Dental hygiene is a carrier that reaches far beyond the clinical setting. Dental hygienists can go on to become forensic scientists, take up positions in various public health settings, and step into the world of sales. For my demo unit, I have focused on dental head and neck muscle anatomy. An expert that I would be interested in being involved in this unit would be an orofacial myofunctional therapist (OMT).
It is not uncommon for dental hygienists to speak to patients about the anatomical structures, features, and pathologies of the mouth that affect all different aspects of oral and facial muscles (Moeller, 2009). Therefore, it is not a stretch to discover that dental hygienists are crossing over into the field of orofacial myofunctional therapy. This career requires the orofacial myofunctional therapist be familiar with normal head and neck anatomy, dysfunction of head and neck anatomy, and how head and neck structures function cohesively in everyday eating, chewing, swallowing, and speaking (Moeller, 2009).
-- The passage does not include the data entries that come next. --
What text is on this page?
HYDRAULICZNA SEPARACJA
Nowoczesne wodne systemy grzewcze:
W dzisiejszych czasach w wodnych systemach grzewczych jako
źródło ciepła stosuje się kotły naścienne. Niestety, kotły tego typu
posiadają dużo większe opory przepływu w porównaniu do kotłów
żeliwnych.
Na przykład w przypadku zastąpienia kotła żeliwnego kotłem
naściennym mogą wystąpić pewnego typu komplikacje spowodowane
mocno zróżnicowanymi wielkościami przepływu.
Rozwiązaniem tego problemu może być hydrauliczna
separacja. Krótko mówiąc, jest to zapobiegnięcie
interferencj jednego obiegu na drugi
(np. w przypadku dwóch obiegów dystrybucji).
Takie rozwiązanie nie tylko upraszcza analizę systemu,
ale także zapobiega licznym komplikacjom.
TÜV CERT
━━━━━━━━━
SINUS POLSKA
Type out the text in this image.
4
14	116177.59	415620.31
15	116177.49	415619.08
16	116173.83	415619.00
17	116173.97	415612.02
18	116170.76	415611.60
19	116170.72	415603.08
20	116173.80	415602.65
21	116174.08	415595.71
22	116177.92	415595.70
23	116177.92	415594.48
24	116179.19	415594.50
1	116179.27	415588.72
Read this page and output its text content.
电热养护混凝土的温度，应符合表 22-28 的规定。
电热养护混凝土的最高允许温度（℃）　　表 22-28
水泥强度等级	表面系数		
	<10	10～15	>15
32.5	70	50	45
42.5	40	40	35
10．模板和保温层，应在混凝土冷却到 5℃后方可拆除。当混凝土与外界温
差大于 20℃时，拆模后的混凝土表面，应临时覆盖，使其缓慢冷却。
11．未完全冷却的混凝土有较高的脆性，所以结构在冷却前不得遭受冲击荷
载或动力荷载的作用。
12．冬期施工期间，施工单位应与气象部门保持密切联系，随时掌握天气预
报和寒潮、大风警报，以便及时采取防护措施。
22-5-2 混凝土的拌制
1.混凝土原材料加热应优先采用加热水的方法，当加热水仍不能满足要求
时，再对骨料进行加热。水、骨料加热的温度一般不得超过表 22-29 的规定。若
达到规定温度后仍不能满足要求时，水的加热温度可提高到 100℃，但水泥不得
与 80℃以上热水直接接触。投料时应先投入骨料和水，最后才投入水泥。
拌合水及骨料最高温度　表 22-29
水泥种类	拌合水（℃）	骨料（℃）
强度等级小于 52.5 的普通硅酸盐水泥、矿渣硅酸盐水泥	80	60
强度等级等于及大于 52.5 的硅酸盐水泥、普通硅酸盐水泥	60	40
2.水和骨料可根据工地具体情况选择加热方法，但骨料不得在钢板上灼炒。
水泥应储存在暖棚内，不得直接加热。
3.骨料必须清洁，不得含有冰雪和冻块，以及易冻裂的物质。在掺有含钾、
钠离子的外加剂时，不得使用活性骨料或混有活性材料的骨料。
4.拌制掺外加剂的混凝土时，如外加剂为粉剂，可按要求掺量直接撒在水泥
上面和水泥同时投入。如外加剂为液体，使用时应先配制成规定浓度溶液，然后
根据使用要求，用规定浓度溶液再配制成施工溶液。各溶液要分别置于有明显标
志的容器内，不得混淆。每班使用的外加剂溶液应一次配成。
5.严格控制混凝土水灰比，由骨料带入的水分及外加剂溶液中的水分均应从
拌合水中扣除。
I have not created a specific activity for my unit that includes this individual besides having an orofacial myofunctional therapist join in on our summative assessment case study presentations. I believe their insight and perspective would offer students unique feedback and broaden their connection to the material learned in class and the application to a real-world occupation. If I could dream of an activity that involves a dental hygienist who is also an orofacial myofunctional therapist, then I would incorporate their presence in learning the extra and intra oral examination procedure. I have learned that a community of practice is more than just a relationship between people who share a passion for a subject.
A community of practice is about building relationships between individuals who aspire to grow professionally, solve unique problems, share experiences, and work to improve the profession they both love (Wenger-Trayner & Wenger-Trayner, 2015). I believe that an orofacial myofunctional therapist would be able to improve the cognitive thought process of students as they learn to investigate head and neck muscles, extra and intra oral structures, and how the connection to patient oral/facial day-to-day functions. The more ways we can learn to approach a routine procedure, the more things we can learn to identify and be encouraged to take preventative action.
I need to go back and include this relationship with an orofacial myofunctional therapist into my extra and intra oral lab practical.
I wonder if there are other professional relationships that I might be able to include within the entire anatomy course?!